Indeed, he’s not. A well-loved sweater, threadbare around the wrists, overlaying a button-down shirt. Sleeves up to his elbows, ordinary indigo jeans beneath. Achilles bites his bottom lip, barely suppressing a grin that breaks free into a laugh.

“You could come anyway.”

“Or I could not. It’s not my training, it’s yours.”

“You’re going to make me run laps in order to be able to talk with you? Every time I pass, a little more,” Achilles complains, delighted.

Patroclus looks up at him, blinks wide, and then settles into a more comfortable posture and announces, “Yes.”

A ribbon of pleasure slips over Achilles’ skin, like tickling fingers down his spine, like cool breath against sweat. It feels marvellous, to be agreed with and at once denied this way. No one has ever done it before and it is so wonderfully novel.

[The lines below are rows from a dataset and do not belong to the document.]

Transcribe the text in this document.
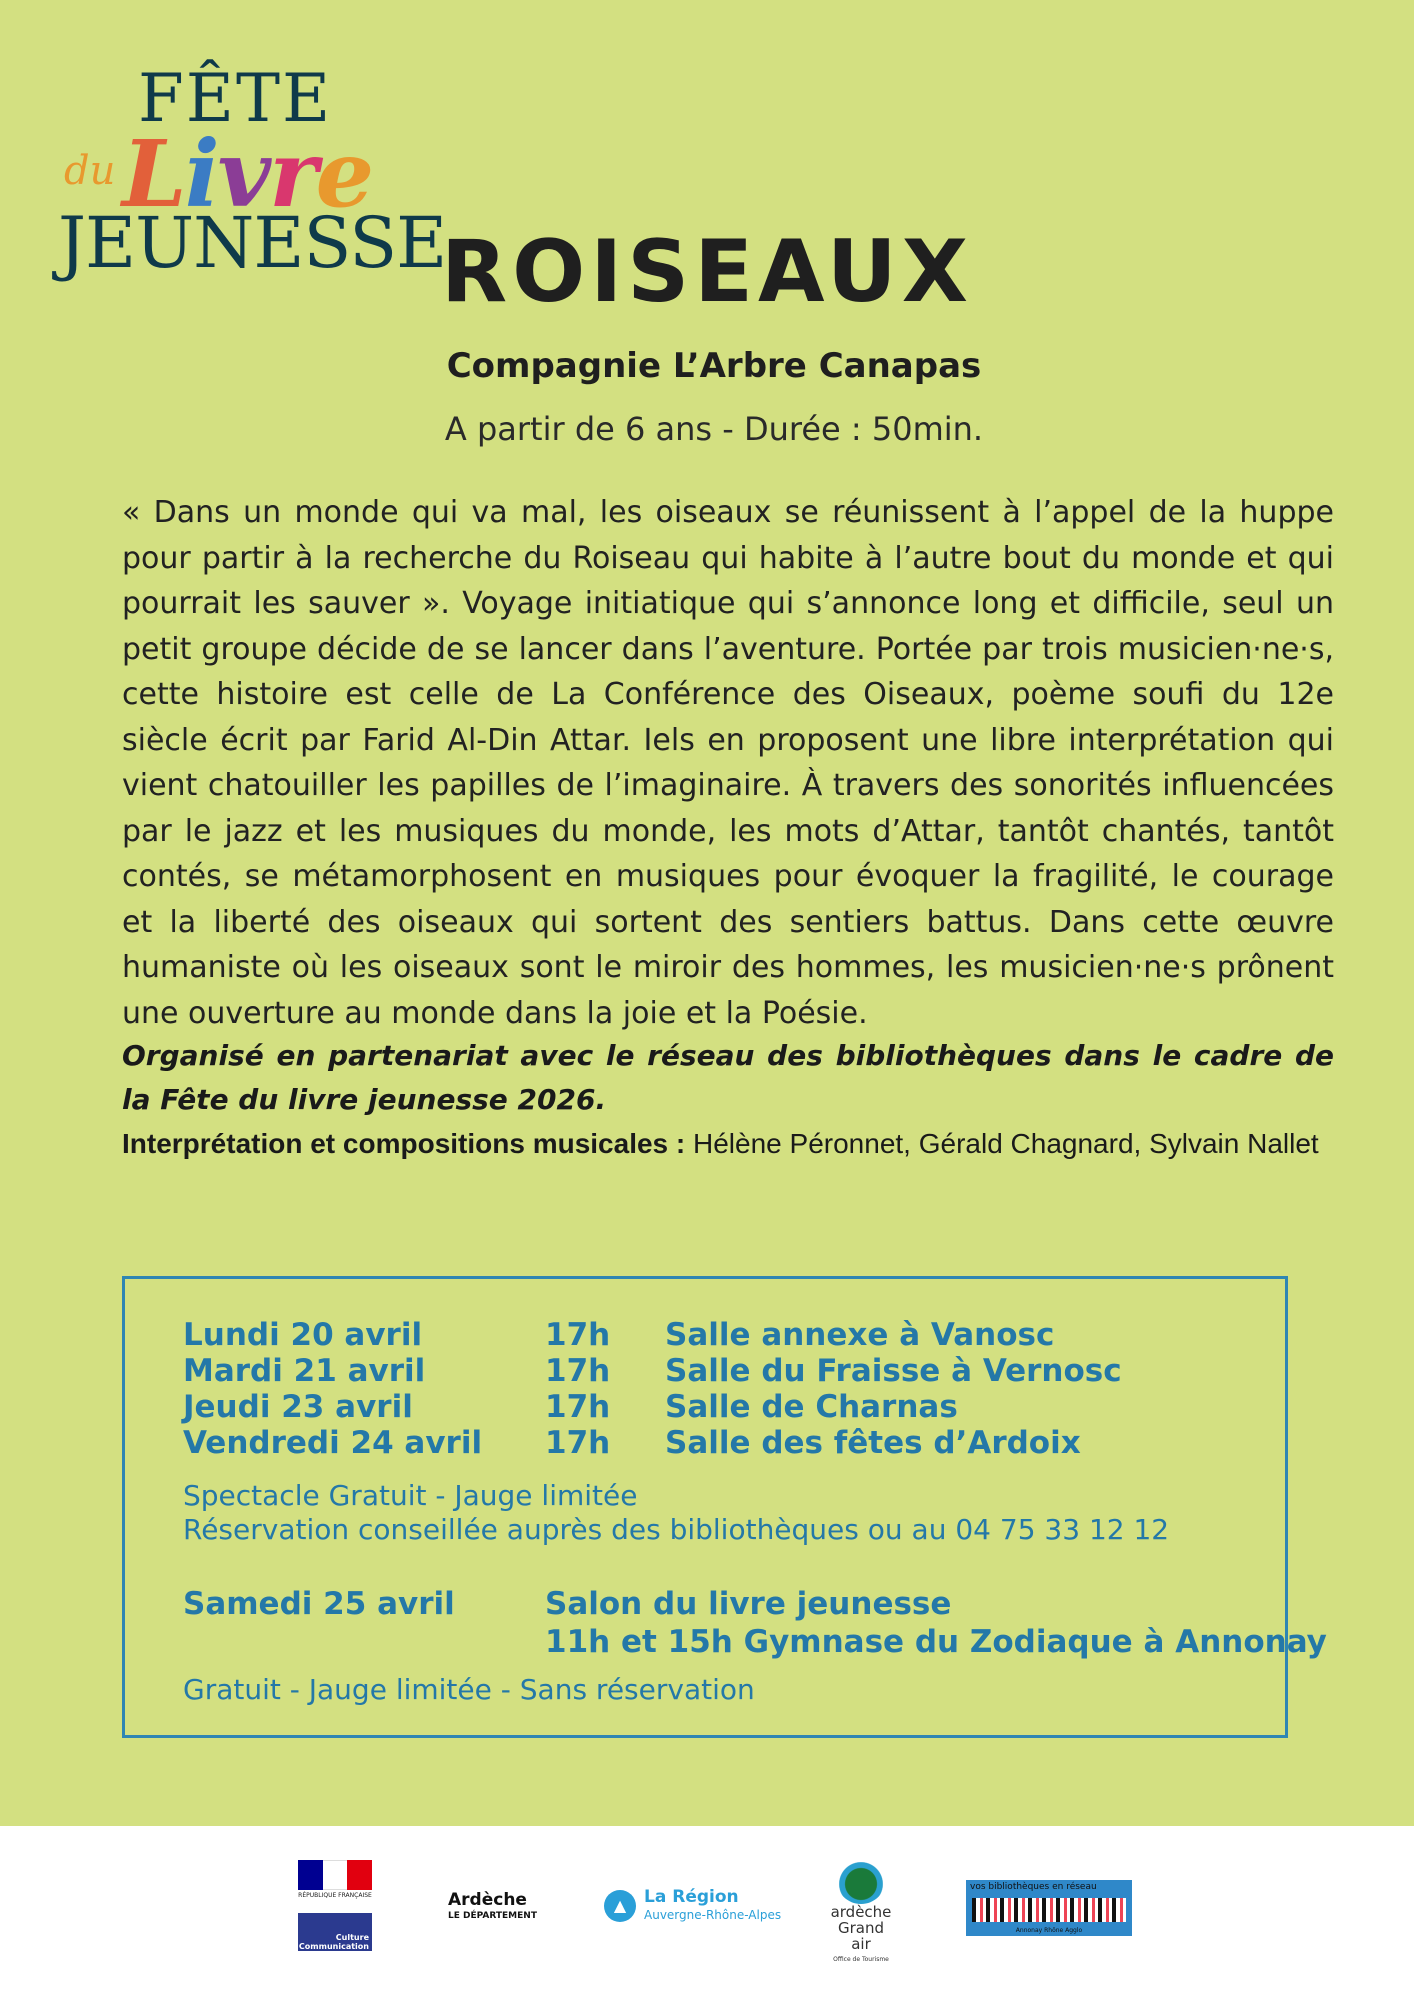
FÊTE
du Livre
JEUNESSE
ROISEAUX
Compagnie L’Arbre Canapas
A partir de 6 ans - Durée : 50min.

« Dans un monde qui va mal, les oiseaux se réunissent à l’appel de la huppe pour partir à la recherche du Roiseau qui habite à l’autre bout du monde et qui pourrait les sauver ». Voyage initiatique qui s’annonce long et difficile, seul un petit groupe décide de se lancer dans l’aventure. Portée par trois musicien·ne·s, cette histoire est celle de La Conférence des Oiseaux, poème soufi du 12e siècle écrit par Farid Al-Din Attar. Iels en proposent une libre interprétation qui vient chatouiller les papilles de l’imaginaire. À travers des sonorités influencées par le jazz et les musiques du monde, les mots d’Attar, tantôt chantés, tantôt contés, se métamorphosent en musiques pour évoquer la fragilité, le courage et la liberté des oiseaux qui sortent des sentiers battus. Dans cette œuvre humaniste où les oiseaux sont le miroir des hommes, les musicien·ne·s prônent une ouverture au monde dans la joie et la Poésie.

Organisé en partenariat avec le réseau des bibliothèques dans le cadre de la Fête du livre jeunesse 2026.

Interprétation et compositions musicales : Hélène Péronnet, Gérald Chagnard, Sylvain Nallet

Lundi 20 avril	17h Salle annexe à Vanosc
Mardi 21 avril	17h Salle du Fraisse à Vernosc
Jeudi 23 avril	17h Salle de Charnas
Vendredi 24 avril 17h Salle des fêtes d’Ardoix
Spectacle Gratuit - Jauge limitée
Réservation conseillée auprès des bibliothèques ou au 04 75 33 12 12
Samedi 25 avril	Salon du livre jeunesse
11h et 15h Gymnase du Zodiaque à Annonay
Gratuit - Jauge limitée - Sans réservation
RÉPUBLIQUE FRANÇAISE
Culture Communication
Ardèche
LE DÉPARTEMENT
▲	La Région
Auvergne-Rhône-Alpes	ardèche Grand air
Office de Tourisme
vos bibliothèques en réseau
Annonay Rhône Agglo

“For each lap, a question,” Patroclus says, glancing up from where he sits, head ducked and legs crossed. “If you insist on asking them so frequently.”

“For each lap an answer,” Achilles adds, grinning when Patroclus snorts again and shakes his head, then nods it. “A question is but a question without an answer, and I want to know you.”

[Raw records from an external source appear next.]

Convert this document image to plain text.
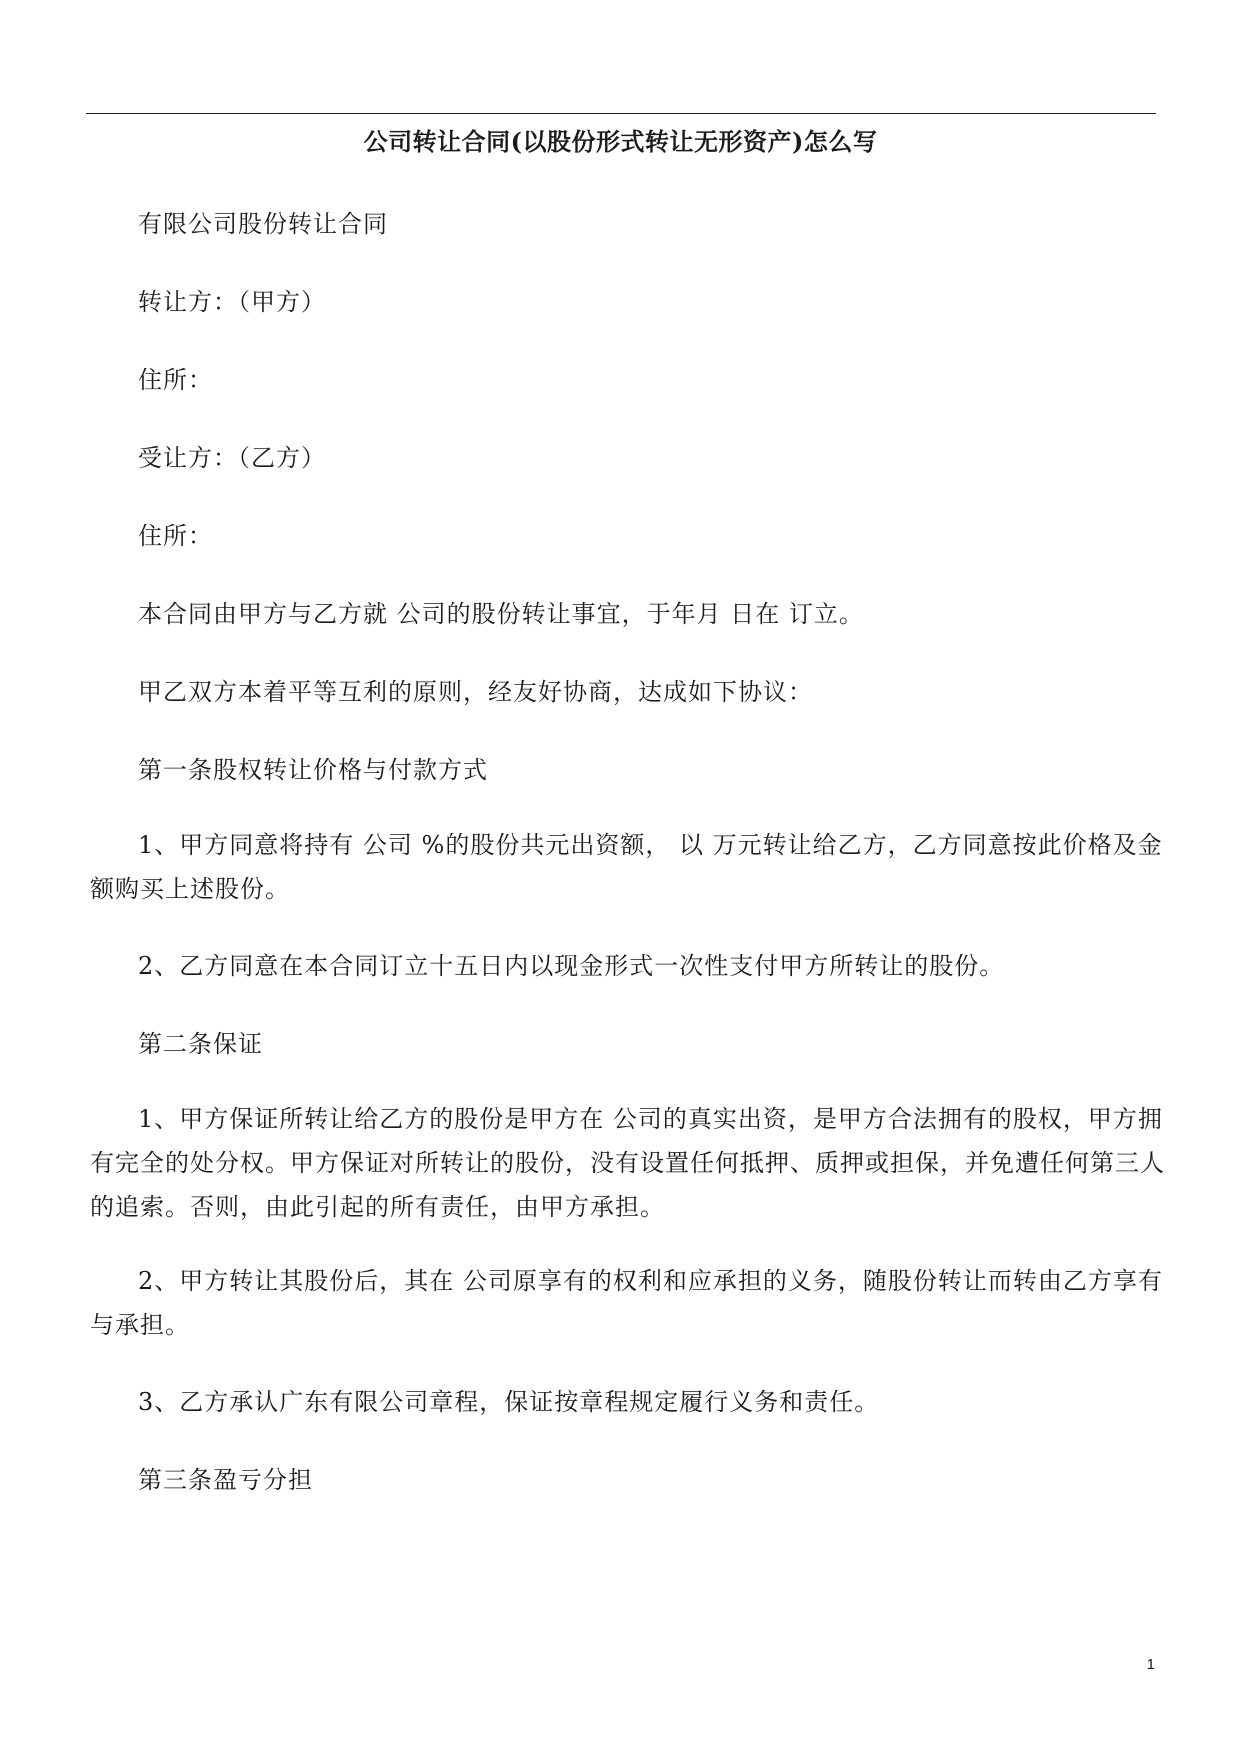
公司转让合同(以股份形式转让无形资产)怎么写

有限公司股份转让合同

转让方：（甲方）

住所：

受让方：（乙方）

住所：

本合同由甲方与乙方就 公司的股份转让事宜，于年月 日在 订立。

甲乙双方本着平等互利的原则，经友好协商，达成如下协议：

第一条股权转让价格与付款方式

1、甲方同意将持有 公司 %的股份共元出资额， 以 万元转让给乙方，乙方同意按此价格及金额购买上述股份。

2、乙方同意在本合同订立十五日内以现金形式一次性支付甲方所转让的股份。

第二条保证

1、甲方保证所转让给乙方的股份是甲方在 公司的真实出资，是甲方合法拥有的股权，甲方拥有完全的处分权。甲方保证对所转让的股份，没有设置任何抵押、质押或担保，并免遭任何第三人的追索。否则，由此引起的所有责任，由甲方承担。

2、甲方转让其股份后，其在 公司原享有的权利和应承担的义务，随股份转让而转由乙方享有与承担。

3、乙方承认广东有限公司章程，保证按章程规定履行义务和责任。

第三条盈亏分担

1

Patroclus swallows softly, parts his lips with his tongue, and with a little huffed laugh, gestures that Achilles should start his lap. He takes a step backwards, and another, watching Patroclus there all glossy-haired and bright-eyed, until he laughs and waves his hand, “Facing the right way!”

With a laugh, Achilles turns and goes. Bare feet strike only softly against the rubber track beneath, each press of toes pushing him forward as the surface rebounds against his feet. He is aware of his muscles, the stretch and pull of them, but they do not ache or burn. Faster, he pushes himself, higher above the track, as if he’s barely touching it at all. As if he’s flying, effortless, heart as uplifted as his body as he sees Patroclus watching him.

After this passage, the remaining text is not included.